Functional outcomes and complications of classic grammont style reverse shoulder arthroplasty in patients with os acromiale: a retrospective case-control study

Citation

Lopiz Y, Herzog R, Arvinius C, Garcia C, Anhui E, Marco F. Functional outcomes and complications of classic grammont-style reverse shoulder arthroplasty in patients with os acromiale: a retrospective case-control study. Int Orthop. 2025 Jul 2. doi: 10.1007/s00264-025-06596-z. Epub ahead of print. PMID: 40600996.

Abstract

Purpose: To determine the functional impact and complications associated with os acromiale after the implantation of a reverse total shoulder arthroplasty (RTSA) with medialization of the centre of rotation. Methods: A retrospective case-control study with cross-sectional evaluation was conducted.
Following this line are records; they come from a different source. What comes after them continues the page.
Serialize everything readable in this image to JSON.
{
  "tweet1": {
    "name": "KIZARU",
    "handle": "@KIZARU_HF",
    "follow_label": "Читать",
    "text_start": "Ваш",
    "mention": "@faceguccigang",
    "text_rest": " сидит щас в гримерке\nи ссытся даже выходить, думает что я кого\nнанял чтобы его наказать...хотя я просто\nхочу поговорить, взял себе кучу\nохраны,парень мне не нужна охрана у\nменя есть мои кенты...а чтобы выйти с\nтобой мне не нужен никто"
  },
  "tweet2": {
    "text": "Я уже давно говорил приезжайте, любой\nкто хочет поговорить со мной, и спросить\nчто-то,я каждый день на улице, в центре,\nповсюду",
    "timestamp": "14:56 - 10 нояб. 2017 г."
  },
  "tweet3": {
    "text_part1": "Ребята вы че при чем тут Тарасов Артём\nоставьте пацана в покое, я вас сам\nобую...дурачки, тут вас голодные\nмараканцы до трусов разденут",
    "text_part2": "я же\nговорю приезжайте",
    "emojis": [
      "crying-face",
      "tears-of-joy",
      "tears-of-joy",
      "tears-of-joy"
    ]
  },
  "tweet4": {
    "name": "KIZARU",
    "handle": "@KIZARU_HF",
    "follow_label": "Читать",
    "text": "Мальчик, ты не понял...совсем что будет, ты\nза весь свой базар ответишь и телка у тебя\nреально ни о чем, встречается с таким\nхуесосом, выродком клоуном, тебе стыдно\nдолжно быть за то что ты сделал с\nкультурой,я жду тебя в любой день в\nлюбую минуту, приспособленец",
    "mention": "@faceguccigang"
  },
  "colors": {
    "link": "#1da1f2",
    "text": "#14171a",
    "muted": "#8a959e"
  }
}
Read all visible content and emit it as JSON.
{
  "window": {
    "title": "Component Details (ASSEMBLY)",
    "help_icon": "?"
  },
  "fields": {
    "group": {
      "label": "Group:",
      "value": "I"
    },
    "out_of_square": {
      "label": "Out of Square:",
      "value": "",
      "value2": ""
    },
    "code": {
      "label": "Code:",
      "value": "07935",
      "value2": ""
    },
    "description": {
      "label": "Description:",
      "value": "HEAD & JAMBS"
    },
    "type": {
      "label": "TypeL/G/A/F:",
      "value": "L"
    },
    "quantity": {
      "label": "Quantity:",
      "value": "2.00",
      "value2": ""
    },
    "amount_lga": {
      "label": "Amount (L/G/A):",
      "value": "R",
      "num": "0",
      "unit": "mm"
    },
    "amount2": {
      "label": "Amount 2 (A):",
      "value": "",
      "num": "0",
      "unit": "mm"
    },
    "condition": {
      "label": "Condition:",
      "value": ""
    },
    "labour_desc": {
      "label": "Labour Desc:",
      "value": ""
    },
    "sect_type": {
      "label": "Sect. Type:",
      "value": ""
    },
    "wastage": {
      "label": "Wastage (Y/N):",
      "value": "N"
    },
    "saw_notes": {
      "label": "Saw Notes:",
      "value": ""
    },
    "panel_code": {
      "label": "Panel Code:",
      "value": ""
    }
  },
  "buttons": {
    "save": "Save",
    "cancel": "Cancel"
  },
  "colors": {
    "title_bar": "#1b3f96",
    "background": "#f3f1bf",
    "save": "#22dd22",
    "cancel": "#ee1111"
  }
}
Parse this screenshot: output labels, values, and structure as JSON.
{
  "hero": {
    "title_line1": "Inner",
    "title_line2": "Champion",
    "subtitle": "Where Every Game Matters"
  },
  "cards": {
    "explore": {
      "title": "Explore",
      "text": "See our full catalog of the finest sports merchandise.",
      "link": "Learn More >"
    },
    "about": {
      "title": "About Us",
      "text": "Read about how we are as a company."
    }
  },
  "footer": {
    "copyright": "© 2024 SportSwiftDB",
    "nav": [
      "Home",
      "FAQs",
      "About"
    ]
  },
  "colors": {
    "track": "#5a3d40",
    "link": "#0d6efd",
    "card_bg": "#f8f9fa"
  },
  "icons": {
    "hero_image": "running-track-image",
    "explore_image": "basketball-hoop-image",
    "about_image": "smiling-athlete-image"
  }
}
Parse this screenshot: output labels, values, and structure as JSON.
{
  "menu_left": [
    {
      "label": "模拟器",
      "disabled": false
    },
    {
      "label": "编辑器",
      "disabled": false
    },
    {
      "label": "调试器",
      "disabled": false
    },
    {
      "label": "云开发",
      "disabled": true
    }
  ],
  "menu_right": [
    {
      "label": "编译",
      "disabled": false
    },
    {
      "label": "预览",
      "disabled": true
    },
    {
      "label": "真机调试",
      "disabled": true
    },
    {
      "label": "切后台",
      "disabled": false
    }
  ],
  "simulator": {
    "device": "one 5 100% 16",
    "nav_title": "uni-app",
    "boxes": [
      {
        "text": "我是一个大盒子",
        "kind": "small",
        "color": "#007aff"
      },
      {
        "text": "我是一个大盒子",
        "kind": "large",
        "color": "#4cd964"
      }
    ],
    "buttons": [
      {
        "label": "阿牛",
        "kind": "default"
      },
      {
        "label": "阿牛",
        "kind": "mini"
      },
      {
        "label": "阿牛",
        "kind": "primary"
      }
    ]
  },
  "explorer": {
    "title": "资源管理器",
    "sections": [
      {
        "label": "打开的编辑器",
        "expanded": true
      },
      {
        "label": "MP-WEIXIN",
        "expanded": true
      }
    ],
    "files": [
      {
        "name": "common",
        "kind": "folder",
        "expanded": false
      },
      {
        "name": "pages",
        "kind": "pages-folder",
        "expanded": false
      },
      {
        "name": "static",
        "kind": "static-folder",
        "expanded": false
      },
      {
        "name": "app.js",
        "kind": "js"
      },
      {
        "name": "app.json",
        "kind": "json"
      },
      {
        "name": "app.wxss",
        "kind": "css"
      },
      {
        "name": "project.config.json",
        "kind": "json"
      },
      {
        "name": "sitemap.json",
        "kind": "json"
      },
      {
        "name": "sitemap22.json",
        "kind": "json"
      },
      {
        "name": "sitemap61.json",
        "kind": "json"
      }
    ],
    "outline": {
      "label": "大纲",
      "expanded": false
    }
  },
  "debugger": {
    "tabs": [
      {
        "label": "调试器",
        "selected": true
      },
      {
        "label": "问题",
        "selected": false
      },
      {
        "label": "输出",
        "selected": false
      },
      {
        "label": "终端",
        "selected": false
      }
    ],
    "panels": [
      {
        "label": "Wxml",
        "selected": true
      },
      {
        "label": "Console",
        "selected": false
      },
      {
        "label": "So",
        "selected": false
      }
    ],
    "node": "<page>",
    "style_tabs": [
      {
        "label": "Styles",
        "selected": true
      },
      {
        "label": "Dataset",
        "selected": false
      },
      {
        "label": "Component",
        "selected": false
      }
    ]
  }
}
Between 2004 and 2021, patients who underwent RTSA for cuff arthropathy, GH osteoarthritis or massive irreparable rotator cuff tears with os acromiale (OA) and more thantwo years of follow-up, were identified. A control cohort (2:1) without acromial compromise (NOOA) was also identified. Functional (Constant, ASES, Quick-DASH, VAS, ROM) and radiological assessment (os acromiale type, acromiohumeral distance, acromion tilt) were performed. Results: RTSA was implanted in 432 cases during the study period, 221 with rotator cuff arthropathy, irreparable tears, or osteoarthritis, of these, 12 had an os acromiale (OA) (5.4%) and were compared to 24 patients without os acromiale (NOOA). Epidemiologic data OA/NOOA were: female 10/20, mean follow-up 47.2 ± 25/56.1 ± 30 months, mean age 73.5 ± 4.7/75.4 ± 4.1 years. Regarding the difference in preoperative and final follow-up functional outcomes (OA/NOOA): Constant 20.2/30.9 (p =.012), ASES 28/54 (p =.017), Quick-DASH - 19.6/-27.2 (p =.220), VAS - 5/-7 (p =.007), difference in pre-surgery/last follow-up ROM: elevation 50º/60º (p =.138), abduction 60º/60º (p =.775). The os acromiale group presented two prosthetic dislocations (16.7%). Conclusion: Patients with os acromiale improve their preoperative condition after RTSA implantation; however, although there are no differences in joint balance, this improvement is significantly lower in the Constant and ASES scores, primarily due to a decrease in strength and pain relief experienced by patients with os acromiale.